I think you are correct. It should be unrealized and not realized which NY marked. CPK pls help.
I don’t have the book with me, but in my notes, I have it written that when the accumulated realized g/l from the hedge is reflected in earnings, only then should it go on the IS. I realize this is a bit vague, so I’ll wait for others to pull from the text.
Fair value hedges flow through the IS (both realized and unrealized gains/losses) - not sure where the confusion is. A hedge designated as “far value” will generally cancel out with the asset it’s “protecting”, assuming it’s an appropriate hedge.
can someone post all 3 hedges and their entry to IS/BS under GAAP and IFRS
Enjoy… Purpose Recognition Fair value hedge Offset exposure to changes in fair value of an asset or liability. Gains and losses are recognized in the income statement. Cash flow hedge Offset exposure to variable cash flows from anticipated transactions. Gains and losses are reported in equity. The gains and losses are eventually recognized in the income statement once the anticipated transaction affects earnings. Net investment hedge of a foreign subsidiary Offset exposure from an existing investment in a foreign subsidiary. Gains and losses are recognized in equity along with translation gains and losses.
skillionaire Wrote: ------------------------------------------------------- > Fair value hedges flow through the IS (both > realized and unrealized gains/losses) - not sure > where the confusion is. > > A hedge designated as “far value” will generally > cancel out with the asset it’s “protecting”, > assuming it’s an appropriate hedge. sure, but then why isn’t C correct?
Great question - I didn’t even read “C”. My only answer would be that there aren’t any realized gains yet, thereby precluding “C” from being a viable choice, but that seems to be somewhat of a cop out. However, that’s my final answer.

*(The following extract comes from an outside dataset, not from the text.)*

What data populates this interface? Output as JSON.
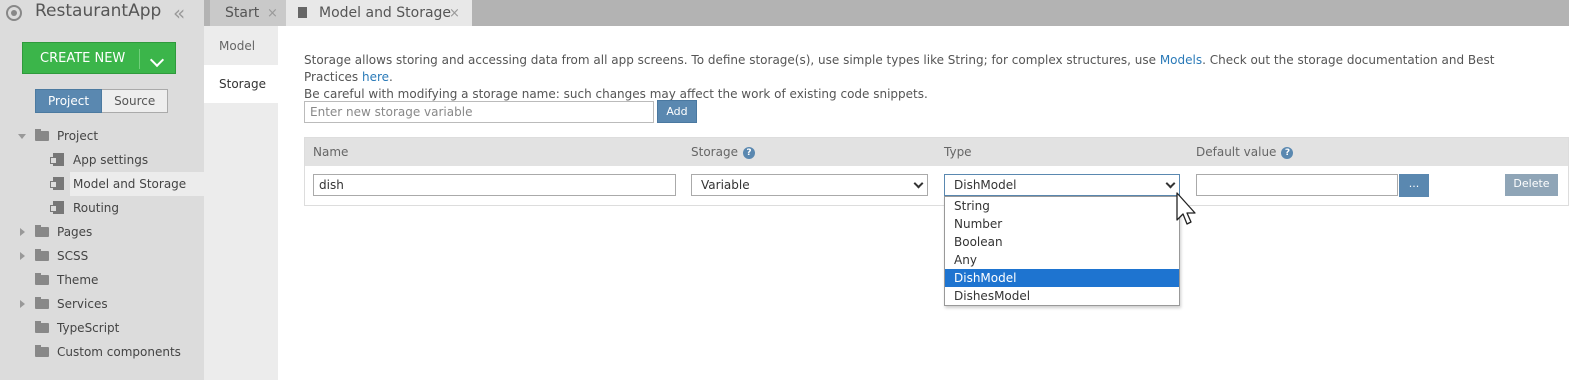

It would be good to confirm whether its just unrealized G/L that flow into the IS in a FV hedge, or realized G/L as well.
in the absence of any further info I’m happy to declare this another incorrect question by Schweser
agreed that c seems to make more sense- could it be that the only reason you would realize a gain / loss is in order to offset value changes in the asset- so perhaps the realized gain and the asset value change are reported together off of the income statement- while the fluctuation in the value of your hedge is reported on the income statement?